Perché quello lanciato dai commercianti è una bandiera bianca, un segnale di frustrante impotenza e una netta bocciatura nei confronti del ceto politico locale. Se, come ci avete dimostrato, non siete capaci di sistemare le brutture della Ticosa, del lungolago, della sporcizia, e dei muri imbrattati, almeno celate le brutture, si dice in sostanza nel messaggio a cui peraltro il sindaco ha risposto con un balbettio.
Potrebbe quasi sembrare un atto d'amore disperato verso Como se non provenisse da una categoria spesso abituata come usava dire l'ex sindaco Renzo Pigni, a tenere la testa nel cassetto.
Ma è comunque legittimo che i commercianti si preoccupino anche dei loro interessi nel momento in cui, a causa dell'incapacità amministrativa, si rischia di perdere l'occasione offerta da Expo.
Il problema però risiede nel salto di qualità verso il basso rappresentato nella denuncia. Non c'è altra soluzione che quella di limitare i danni, di occultare ciò che non è opportuno far vedere. Come quelle famiglie di una volta che, in occasione di visite importanti, mettevano sotto chiave il parente imbarazzante.
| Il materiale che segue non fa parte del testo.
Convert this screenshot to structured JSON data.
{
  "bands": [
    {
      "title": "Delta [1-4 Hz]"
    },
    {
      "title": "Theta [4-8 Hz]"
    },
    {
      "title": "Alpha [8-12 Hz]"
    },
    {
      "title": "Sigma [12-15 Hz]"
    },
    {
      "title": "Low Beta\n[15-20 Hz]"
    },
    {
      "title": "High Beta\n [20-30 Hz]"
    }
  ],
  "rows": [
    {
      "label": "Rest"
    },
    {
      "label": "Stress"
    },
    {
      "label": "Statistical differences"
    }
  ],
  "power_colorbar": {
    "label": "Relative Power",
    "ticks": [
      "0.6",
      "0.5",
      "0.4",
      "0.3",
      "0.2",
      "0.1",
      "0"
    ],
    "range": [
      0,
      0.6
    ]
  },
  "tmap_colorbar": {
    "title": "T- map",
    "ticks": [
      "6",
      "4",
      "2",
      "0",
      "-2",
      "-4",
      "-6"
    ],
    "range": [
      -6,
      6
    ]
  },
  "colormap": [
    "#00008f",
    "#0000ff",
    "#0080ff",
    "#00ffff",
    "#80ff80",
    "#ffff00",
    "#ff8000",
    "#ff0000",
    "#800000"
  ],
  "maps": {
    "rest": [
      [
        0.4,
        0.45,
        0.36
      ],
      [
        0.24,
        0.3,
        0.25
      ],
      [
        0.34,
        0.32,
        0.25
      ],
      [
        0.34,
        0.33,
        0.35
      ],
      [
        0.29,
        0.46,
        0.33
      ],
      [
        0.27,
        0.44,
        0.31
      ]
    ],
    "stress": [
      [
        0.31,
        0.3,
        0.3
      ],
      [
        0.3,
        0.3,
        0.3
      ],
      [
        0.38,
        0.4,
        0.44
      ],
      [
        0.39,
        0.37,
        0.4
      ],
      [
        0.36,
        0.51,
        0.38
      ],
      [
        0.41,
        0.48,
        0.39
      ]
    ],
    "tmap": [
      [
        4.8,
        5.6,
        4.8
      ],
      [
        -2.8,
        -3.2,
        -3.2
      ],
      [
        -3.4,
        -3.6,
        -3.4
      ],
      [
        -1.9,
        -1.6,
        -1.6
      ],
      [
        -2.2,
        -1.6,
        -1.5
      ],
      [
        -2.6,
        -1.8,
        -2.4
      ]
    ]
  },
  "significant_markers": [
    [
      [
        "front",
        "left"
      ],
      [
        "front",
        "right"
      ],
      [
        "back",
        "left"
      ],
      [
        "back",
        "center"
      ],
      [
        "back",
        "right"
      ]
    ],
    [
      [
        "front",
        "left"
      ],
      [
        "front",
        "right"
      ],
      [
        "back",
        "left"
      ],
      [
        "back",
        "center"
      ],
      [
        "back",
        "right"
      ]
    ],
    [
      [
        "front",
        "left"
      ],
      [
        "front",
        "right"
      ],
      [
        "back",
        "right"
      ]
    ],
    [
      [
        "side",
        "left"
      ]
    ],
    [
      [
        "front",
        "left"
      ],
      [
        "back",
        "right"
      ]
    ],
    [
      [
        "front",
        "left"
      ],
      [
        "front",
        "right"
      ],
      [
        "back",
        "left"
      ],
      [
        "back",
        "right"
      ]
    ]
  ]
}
Siamo a Como impresentabile. Alla resa. Che però non può essere definitiva. Perché la città possiede le risorse naturali, ambientali, intellettuali e personali per tirarsi fuori da questo pantano. Le colpe della situazione non sono né dei comaschi né di Como. Che somiglia un po' a una Cenerentola oppressa da matrigne e sorellastre che non è difficile individuare in chi ha governato il Comune in questi ultimi anni.
La sortita dei commercianti, categoria peraltro non ostile dal punto di vista politico dalla maggioranza di palazzo Cernezzi, è la certificazione del definitivo fallimento. Per salvare il salvabile bisogna usare artifici come i fondali di cartapesta che il fascismo usò a Roma nel 1938 per celare i tuguri agli occhi di Hitler in visita.
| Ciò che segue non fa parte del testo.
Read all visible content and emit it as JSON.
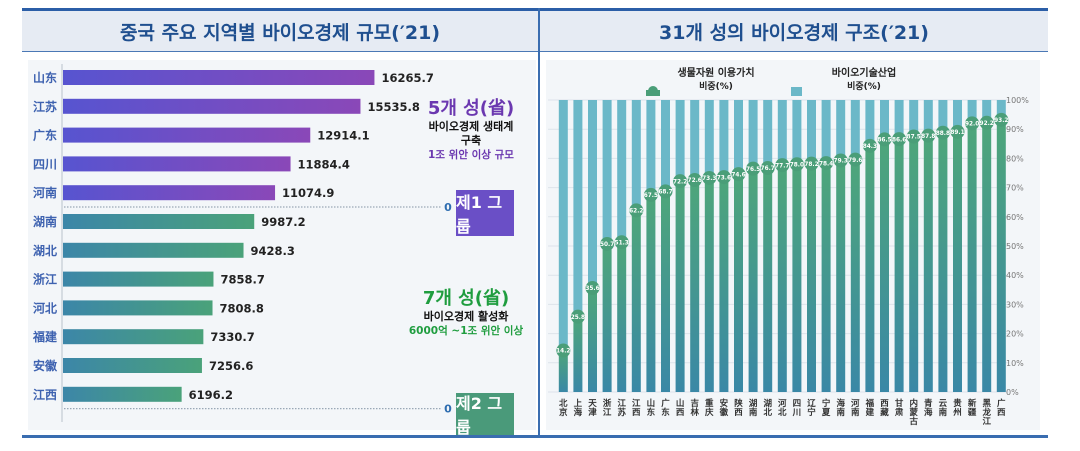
{
  "left_panel": {
    "title": "중국 주요 지역별 바이오경제 규모(′21)",
    "group1": {
      "count_label": "5개 성(省)",
      "desc_line1": "바이오경제 생태계",
      "desc_line2": "구축",
      "scale": "1조 위안 이상 규모",
      "badge": "제1 그룹",
      "color": "#6a4fc6"
    },
    "group2": {
      "count_label": "7개 성(省)",
      "desc_line1": "바이오경제 활성화",
      "scale": "6000억 ~1조 위안 이상",
      "badge": "제2 그룹",
      "color": "#4a9a7a"
    },
    "zero_marker": "0"
  },
  "right_panel": {
    "title": "31개 성의 바이오경제 구조(′21)"
  },
  "chart_data": [
    {
      "type": "bar",
      "orientation": "horizontal",
      "title": "중국 주요 지역별 바이오경제 규모(′21)",
      "categories": [
        "山东",
        "江苏",
        "广东",
        "四川",
        "河南",
        "湖南",
        "湖北",
        "浙江",
        "河北",
        "福建",
        "安徽",
        "江西"
      ],
      "values": [
        16265.7,
        15535.8,
        12914.1,
        11884.4,
        11074.9,
        9987.2,
        9428.3,
        7858.7,
        7808.8,
        7330.7,
        7256.6,
        6196.2
      ],
      "groups": [
        "제1 그룹",
        "제1 그룹",
        "제1 그룹",
        "제1 그룹",
        "제1 그룹",
        "제2 그룹",
        "제2 그룹",
        "제2 그룹",
        "제2 그룹",
        "제2 그룹",
        "제2 그룹",
        "제2 그룹"
      ],
      "xlabel": "",
      "ylabel": "",
      "xlim": [
        0,
        17000
      ],
      "grid": false
    },
    {
      "type": "bar",
      "orientation": "vertical",
      "stacked_percent": true,
      "title": "31개 성의 바이오경제 구조(′21)",
      "categories": [
        "北京",
        "上海",
        "天津",
        "浙江",
        "江苏",
        "江西",
        "山东",
        "广东",
        "山西",
        "吉林",
        "重庆",
        "安徽",
        "陕西",
        "湖南",
        "湖北",
        "河北",
        "四川",
        "辽宁",
        "宁夏",
        "海南",
        "河南",
        "福建",
        "西藏",
        "甘肃",
        "内蒙古",
        "青海",
        "云南",
        "贵州",
        "新疆",
        "黑龙江",
        "广西"
      ],
      "series": [
        {
          "name": "생물자원 이용가치 비중(%)",
          "color": "#4a9e78",
          "values": [
            14.2,
            25.8,
            35.6,
            50.7,
            51.3,
            62.2,
            67.5,
            68.7,
            72.2,
            72.6,
            73.3,
            73.6,
            74.6,
            76.5,
            76.7,
            77.7,
            78.0,
            78.2,
            78.4,
            79.3,
            79.6,
            84.3,
            86.5,
            86.6,
            87.5,
            87.8,
            88.8,
            89.1,
            92.0,
            92.2,
            93.2
          ]
        },
        {
          "name": "바이오기술산업 비중(%)",
          "color": "#6bb8c8",
          "values": [
            85.8,
            74.2,
            64.4,
            49.3,
            48.7,
            37.8,
            32.5,
            31.3,
            27.8,
            27.4,
            26.7,
            26.4,
            25.4,
            23.5,
            23.3,
            22.3,
            22.0,
            21.8,
            21.6,
            20.7,
            20.4,
            15.7,
            13.5,
            13.4,
            12.5,
            12.2,
            11.2,
            10.9,
            8.0,
            7.8,
            6.8
          ]
        }
      ],
      "yticks": [
        "0%",
        "10%",
        "20%",
        "30%",
        "40%",
        "50%",
        "60%",
        "70%",
        "80%",
        "90%",
        "100%"
      ],
      "ylim": [
        0,
        100
      ],
      "legend": "top",
      "grid": true
    }
  ]
}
Altro non ci si può aspettare da questi politici. Ma Como non può continuare a nascondersi. È una città che deve vivere di turismo, cioè della sua bellezza. Perché il turismo dell'orrore esiste ma, per fortuna, è un'industria marginale. I dati sulle presenze sono confortanti. Ma si tratta di un tesoretto che rischia di essere perduto se chi è arrivato quest'anno e intende tornare l'anno prossimo si trovasse (e accadrà) il lago ancora oscurato dal cantiere delle paratie. O, alla meglio, una lenzuolata a coprire il tutto.
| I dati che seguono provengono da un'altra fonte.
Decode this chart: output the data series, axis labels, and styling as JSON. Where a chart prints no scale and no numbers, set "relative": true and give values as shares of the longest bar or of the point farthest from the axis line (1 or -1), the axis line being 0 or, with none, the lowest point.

Como non può permettersi di fare la Cenerentola all'infinito. Anche questa favola ha bisogno di una fata buona che operi la trasformazione. Questa fata dovranno sceglierla i comaschi alle elezioni amministrative della prossima primavera. Potrà essere anche un principe che svegli la città addormentata dalla mela avvelenata della mala amministrazione (in fondo Biancaneve e Cenerentola sono parenti) ma deve arrivare. Ogni favola prevede il lieto fine. Ogni incubo prima o poi è interrotto dal risveglio.